Thanks to all of you who have been in touch with me about the forthcoming vote in the House of Commons on the Prime Minister’s Brexit agreement with the European Union.

I campaigned to remain in the EU, but I respect the referendum result. I will, however, be voting against the deal on 11th December because it completely fails to give us clarity and certainty about our future economic relationship with our biggest, nearest and most important trading partners – the rest of the EU.

Like many people, I was looking for a clear direction, so we know where we are heading. Instead we have vague language in the political declaration which is not legally binding. Why does this lack of clarity matter? Because businesses and the people who work in them need certainty about how trade will work in future, what access there will be to EU markets for our services industries (which make up 80% of our economy) and what workers’ rights and environmental protections there will be. What about co-operation between our police forces and security services that helps to keep us safe? Will students from low-income families here in the UK still be able to undertake exchanges and will we still be part of European scientific research programmes in which British universities have been very successful in winning funding? Will Britain’s broadcasters – one of our great success stories as a country – still be able to broadcast their programmes to other European countries in the way that they do now? Will we still have a single system for approving new medicines? Will we still get emergency medical treatment if we travel to Europe on holiday? How will we work in future with our neighbours on foreign policy, defence and the fight against terrorism?

These are all perfectly reasonable questions for us to ask about what will happen after we leave, but the problem is we have no idea what the answers are. And as I said to the Prime Minister in the House of Commons on 26 November, by putting off decisions now about the choices we will eventually have to make, the Government has put the country in a weak position because any future deal with the EU will require the unanimous approval of all of the other member states.

It is also not the case that there are only two possible alternatives now, namely agreeing the Prime Minister‘s deal or leaving the EU with no deal (which would be a disaster for the country).

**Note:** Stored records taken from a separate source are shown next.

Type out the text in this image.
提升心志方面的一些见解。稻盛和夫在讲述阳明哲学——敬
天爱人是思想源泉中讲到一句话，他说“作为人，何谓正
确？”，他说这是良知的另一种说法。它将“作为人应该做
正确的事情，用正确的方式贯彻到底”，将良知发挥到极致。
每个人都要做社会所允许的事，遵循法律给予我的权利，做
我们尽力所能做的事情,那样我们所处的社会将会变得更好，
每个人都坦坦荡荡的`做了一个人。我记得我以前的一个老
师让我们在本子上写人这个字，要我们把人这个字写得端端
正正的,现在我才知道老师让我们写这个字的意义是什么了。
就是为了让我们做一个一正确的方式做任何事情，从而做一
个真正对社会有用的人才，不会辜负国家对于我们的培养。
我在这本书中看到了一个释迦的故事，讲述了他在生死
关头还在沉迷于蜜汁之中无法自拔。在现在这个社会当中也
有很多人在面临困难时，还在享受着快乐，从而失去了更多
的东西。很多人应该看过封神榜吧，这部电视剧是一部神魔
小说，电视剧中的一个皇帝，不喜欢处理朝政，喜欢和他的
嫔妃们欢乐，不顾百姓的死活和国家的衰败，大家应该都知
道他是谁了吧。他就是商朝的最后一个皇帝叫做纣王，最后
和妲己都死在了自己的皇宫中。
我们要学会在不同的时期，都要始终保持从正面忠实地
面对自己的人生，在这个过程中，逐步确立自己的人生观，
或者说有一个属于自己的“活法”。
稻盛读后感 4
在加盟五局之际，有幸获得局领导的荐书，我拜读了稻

There is an alternative of a much closer economic relationship with the EU and I support joining the European Economic Area (EEA) – like Norway and Iceland which are not members of the EU – while remaining in a customs union as this would solve the problem of the border in Northern Ireland and maintain friction-free trade which is so important to many businesses. The only reason why a different approach has not been proposed is because the Government’s ‘red lines’ have boxed the Prime Minister in and left her with nothing to offer except her profoundly unsatisfactory deal.

Now is the time for all of us to be honest with each other about the choices and the trade-offs that we have to make as a nation on this very important decision which will have profound consequences for our future. We need to find a way of bringing together a divided country by acknowledging that not everyone will be happy with a final deal and all of us are going to have to compromise.

Therefore, if the deal is voted down by Parliament, I hope the Government will change its approach so that a new plan can win support. If the Government does not do this and if Parliament is deadlocked then, unless there is general election, all options should remain on the table including the possibility of a People’s Vote to make the final decision.